Je pose ici la question. Le problème est-il de se trouver dans
l’entreprise qui ne coulera pas grâce à son patron de choc,
ignorant ainsi le sort de mes collègues licenciés, ignorant
ainsi le sort des salariés des trois autres entreprises ? Ou
bien doit-on répartir l’emploi sur toute la population active
et faire en sorte que chacun puisse accéder au maximum de la
production du pays ?
Et voici WONDER qui tombe. 519 suppressions d’emplois au programme pour
restructurer le secteur « piles grand public » par la jonction
de WONDER et SAFT-MAZDA. Personne n’échappe aux conséquences
de la révolution technologique.

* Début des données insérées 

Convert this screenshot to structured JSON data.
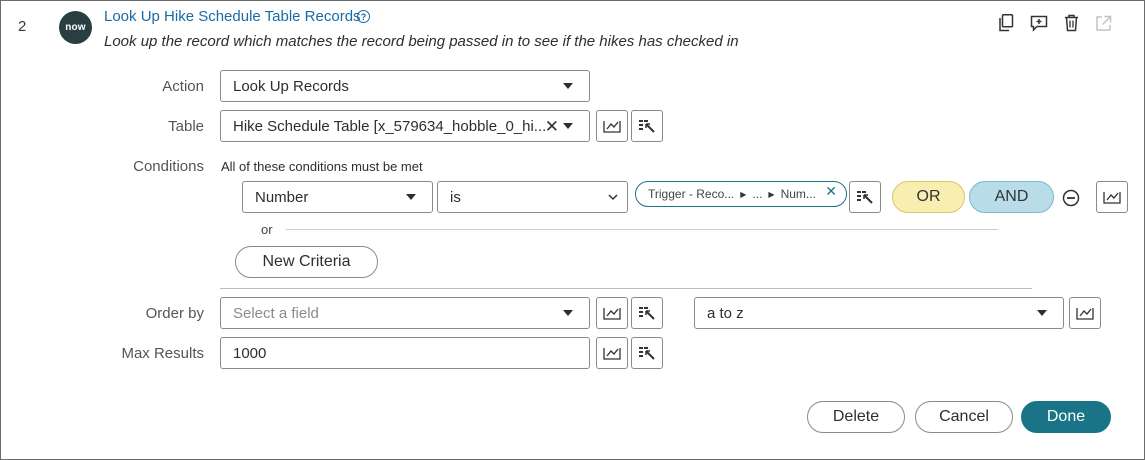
{
  "step": {
    "number": "2",
    "avatar_text": "now",
    "title": "Look Up Hike Schedule Table Records",
    "description": "Look up the record which matches the record being passed in to see if the hikes has checked in"
  },
  "top_actions": {
    "icons": [
      "copy-icon",
      "add-comment-icon",
      "trash-icon",
      "open-external-icon"
    ]
  },
  "form": {
    "action": {
      "label": "Action",
      "value": "Look Up Records"
    },
    "table": {
      "label": "Table",
      "value": "Hike Schedule Table [x_579634_hobble_0_hi..."
    },
    "conditions": {
      "label": "Conditions",
      "hint": "All of these conditions must be met",
      "field_value": "Number",
      "operator_value": "is",
      "pill_part1": "Trigger - Reco...",
      "pill_part2": "...",
      "pill_part3": "Num...",
      "or_button": "OR",
      "and_button": "AND",
      "or_separator": "or",
      "new_criteria": "New Criteria"
    },
    "order_by": {
      "label": "Order by",
      "placeholder": "Select a field",
      "direction": "a to z"
    },
    "max_results": {
      "label": "Max Results",
      "value": "1000"
    }
  },
  "footer": {
    "delete": "Delete",
    "cancel": "Cancel",
    "done": "Done"
  },
  "colors": {
    "accent": "#1a6aa6",
    "primary_button": "#1a7488",
    "or_fill": "#f7eeb0",
    "and_fill": "#b9dde8",
    "pill_border": "#1a7488"
  }
}
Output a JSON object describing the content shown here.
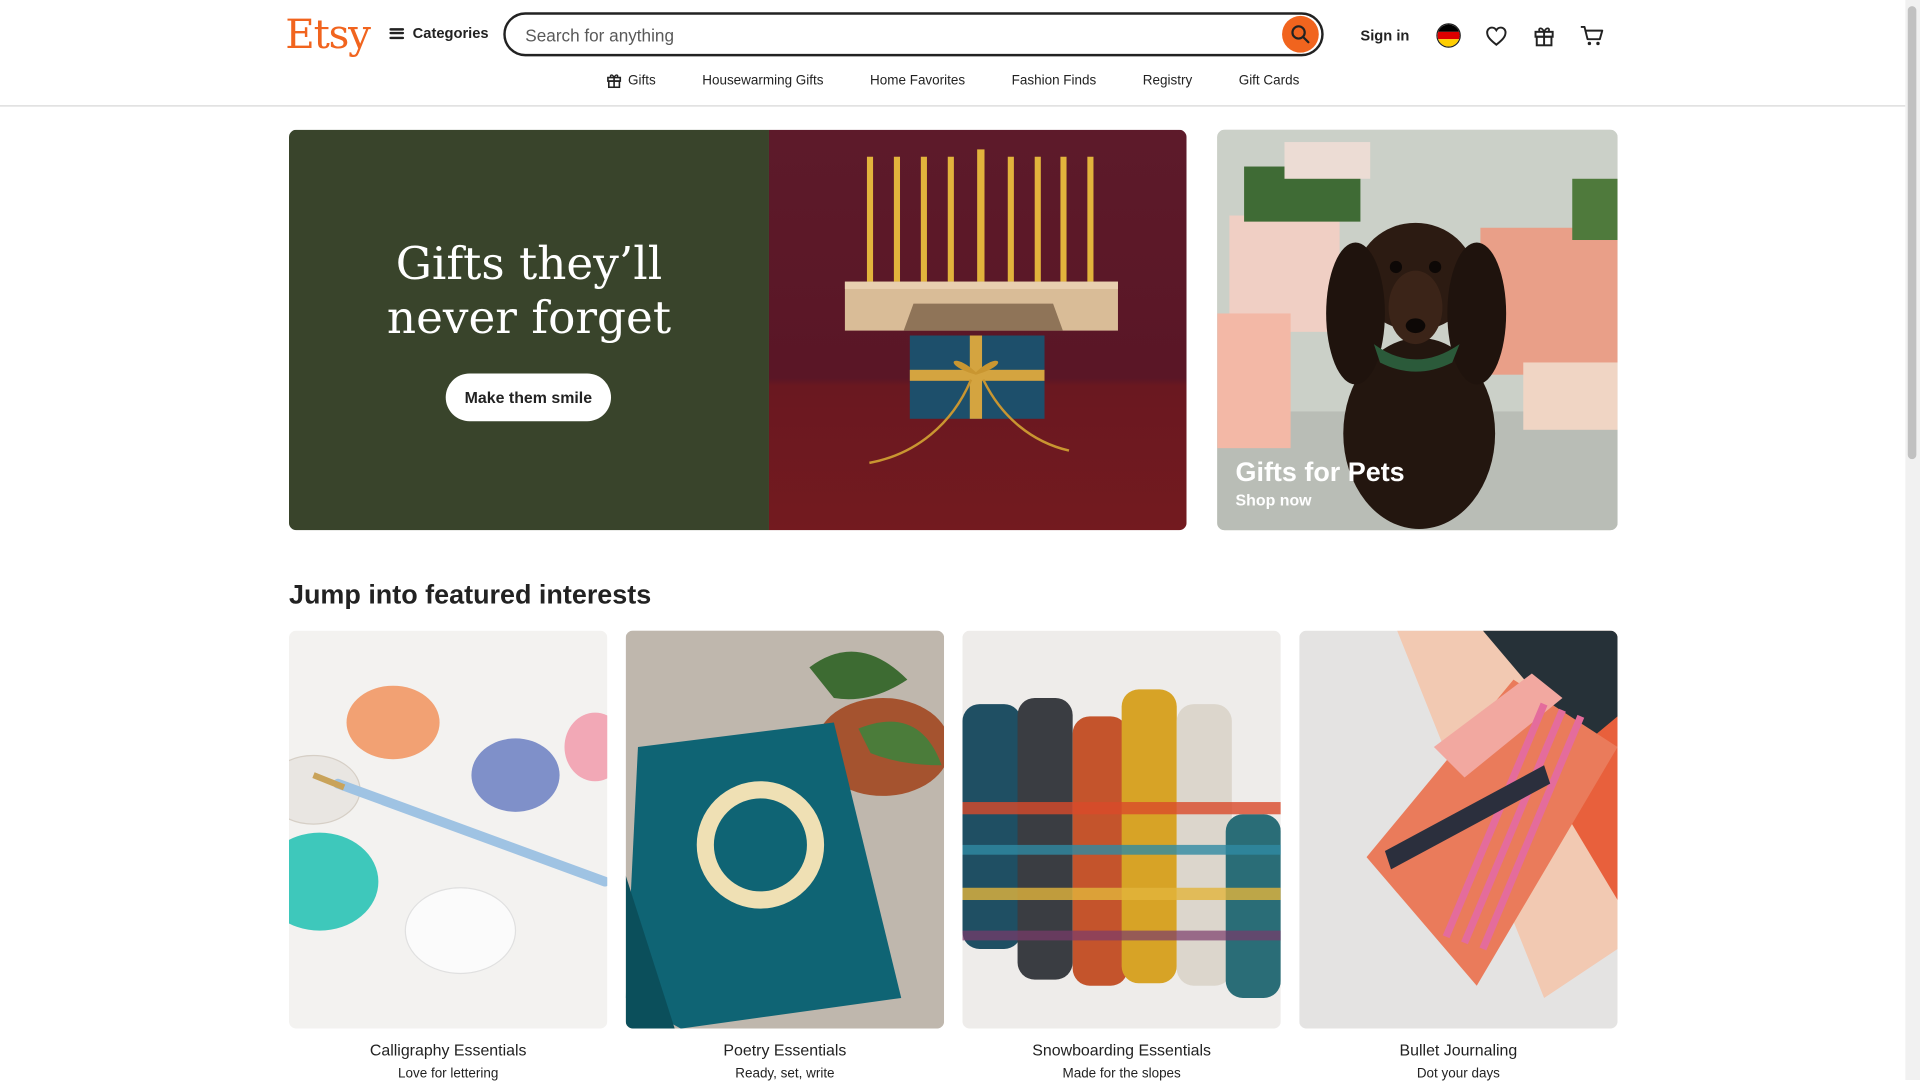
{
  "header": {
    "logo": "Etsy",
    "categories_label": "Categories",
    "search_placeholder": "Search for anything",
    "sign_in": "Sign in"
  },
  "subnav": {
    "items": [
      {
        "label": "Gifts",
        "icon": "gift-icon"
      },
      {
        "label": "Housewarming Gifts"
      },
      {
        "label": "Home Favorites"
      },
      {
        "label": "Fashion Finds"
      },
      {
        "label": "Registry"
      },
      {
        "label": "Gift Cards"
      }
    ]
  },
  "hero": {
    "title_line1": "Gifts they’ll",
    "title_line2": "never forget",
    "button": "Make them smile"
  },
  "pets_promo": {
    "title": "Gifts for Pets",
    "cta": "Shop now"
  },
  "featured": {
    "heading": "Jump into featured interests",
    "cards": [
      {
        "title": "Calligraphy Essentials",
        "subtitle": "Love for lettering"
      },
      {
        "title": "Poetry Essentials",
        "subtitle": "Ready, set, write"
      },
      {
        "title": "Snowboarding Essentials",
        "subtitle": "Made for the slopes"
      },
      {
        "title": "Bullet Journaling",
        "subtitle": "Dot your days"
      }
    ]
  },
  "colors": {
    "brand": "#f1641e",
    "hero_green": "#39442b",
    "hero_maroon": "#5d1a2a"
  },
  "icons": {
    "search": "search-icon",
    "locale": "germany-flag-icon",
    "favorites": "heart-icon",
    "gift_mode": "gift-icon",
    "cart": "cart-icon"
  }
}
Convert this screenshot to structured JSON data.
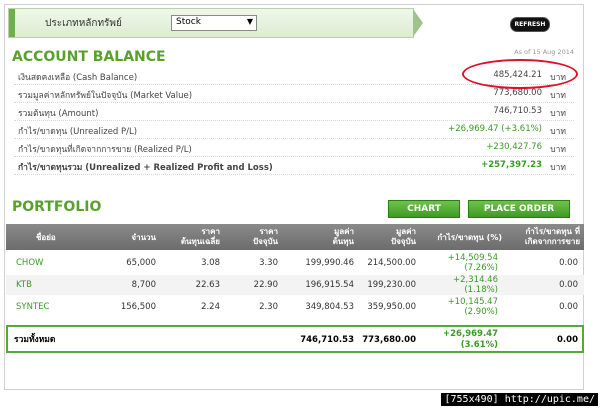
{
  "selector": {
    "label": "ประเภทหลักทรัพย์",
    "selected": "Stock"
  },
  "refresh_label": "REFRESH",
  "account": {
    "title": "ACCOUNT BALANCE",
    "as_of": "As of 15 Aug 2014",
    "rows": [
      {
        "label": "เงินสดคงเหลือ (Cash Balance)",
        "value": "485,424.21",
        "unit": "บาท"
      },
      {
        "label": "รวมมูลค่าหลักทรัพย์ในปัจจุบัน (Market Value)",
        "value": "773,680.00",
        "unit": "บาท"
      },
      {
        "label": "รวมต้นทุน (Amount)",
        "value": "746,710.53",
        "unit": "บาท"
      },
      {
        "label": "กำไร/ขาดทุน (Unrealized P/L)",
        "value": "+26,969.47 (+3.61%)",
        "unit": "บาท"
      },
      {
        "label": "กำไร/ขาดทุนที่เกิดจากการขาย (Realized P/L)",
        "value": "+230,427.76",
        "unit": "บาท"
      },
      {
        "label": "กำไร/ขาดทุนรวม (Unrealized + Realized Profit and Loss)",
        "value": "+257,397.23",
        "unit": "บาท"
      }
    ]
  },
  "portfolio": {
    "title": "PORTFOLIO",
    "chart_button": "CHART",
    "place_order_button": "PLACE ORDER",
    "headers": {
      "name": "ชื่อย่อ",
      "volume": "จำนวน",
      "avg1": "ราคา",
      "avg2": "ต้นทุนเฉลี่ย",
      "cur1": "ราคา",
      "cur2": "ปัจจุบัน",
      "cost1": "มูลค่า",
      "cost2": "ต้นทุน",
      "mkt1": "มูลค่า",
      "mkt2": "ปัจจุบัน",
      "pl": "กำไร/ขาดทุน (%)",
      "real1": "กำไร/ขาดทุน ที่",
      "real2": "เกิดจากการขาย"
    },
    "rows": [
      {
        "name": "CHOW",
        "volume": "65,000",
        "avg": "3.08",
        "cur": "3.30",
        "cost": "199,990.46",
        "mkt": "214,500.00",
        "pl": "+14,509.54",
        "pl_pct": "(7.26%)",
        "realized": "0.00"
      },
      {
        "name": "KTB",
        "volume": "8,700",
        "avg": "22.63",
        "cur": "22.90",
        "cost": "196,915.54",
        "mkt": "199,230.00",
        "pl": "+2,314.46",
        "pl_pct": "(1.18%)",
        "realized": "0.00"
      },
      {
        "name": "SYNTEC",
        "volume": "156,500",
        "avg": "2.24",
        "cur": "2.30",
        "cost": "349,804.53",
        "mkt": "359,950.00",
        "pl": "+10,145.47",
        "pl_pct": "(2.90%)",
        "realized": "0.00"
      }
    ],
    "total": {
      "label": "รวมทั้งหมด",
      "cost": "746,710.53",
      "mkt": "773,680.00",
      "pl": "+26,969.47",
      "pl_pct": "(3.61%)",
      "realized": "0.00"
    }
  },
  "footer": "[755x490] http://upic.me/"
}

Mais comme l’avait si justement
dit TAPIE sur les antennes de télévision : « Le
jour ou une de mes entreprises tombera, les médias ne me rateront
pas ».
Comme on a déplacé le problème sur les hommes et
non sur le système de répartition ainsi que le niveau
de production nationale, il est certain que LUI seul sera responsable
de la faillite de SON entreprise.
Informations tronquées, visions réduites, manipulation
de la doctrine économique. Sentant qu’une fissure s’ouvre à
nos pieds, les dirigeants éclairés nous font regarder
le soleil afin de mieux nous aveugler.
Même aveuglés, nos sensations restent. Finie la culpabilité
des hommes, c’est le système qu’il faut changer !
***
PAS D’ALIBI, CHÔMEUR COUPABLE !
Pour la morale publique, les chômeurs sont des
gens qui tombent dans la facilité et ne se fatiguent pas pour
trouver du travail. Et chacun y va de son exemple pour confirmer ses
affirmations (sans parler des immigrés). C’est à nouveau
le processus de culpabilisation, individuelle cette fois-ci, qui est
en place. Il n’est pas étonnant que de nombreux chômeurs
se suicident, comme ces deux jeunes gens de 25 et 20 ans, habitant dans
le Gard, qui étaient au chômage depuis un an. Début
décembre, ils ont mis fin à leurs jours, pour rompre avec
cette société qui, de toute façon, les rejetait.
Là encore, dans ce marasme, ce sont les plus forts du moment
qui s’en sortiront le mieux. Les plus débrouillards, les plus
diplômés, les plus costauds moralement. Il parait que c’est
une loi naturelle !
Si l’on en croit les prévisions les plus optimistes, il y aura
en France cinq millions de chômeurs en l’an 2000. Cela veut dire
que deux millions de nos moralisateurs se retrouveront dans la situation
de ceux qu’ils décrient aujourd’hui, sans comprendre ce qui leur
arrive.
Alors ? A qui la faute ? Individus ou système ?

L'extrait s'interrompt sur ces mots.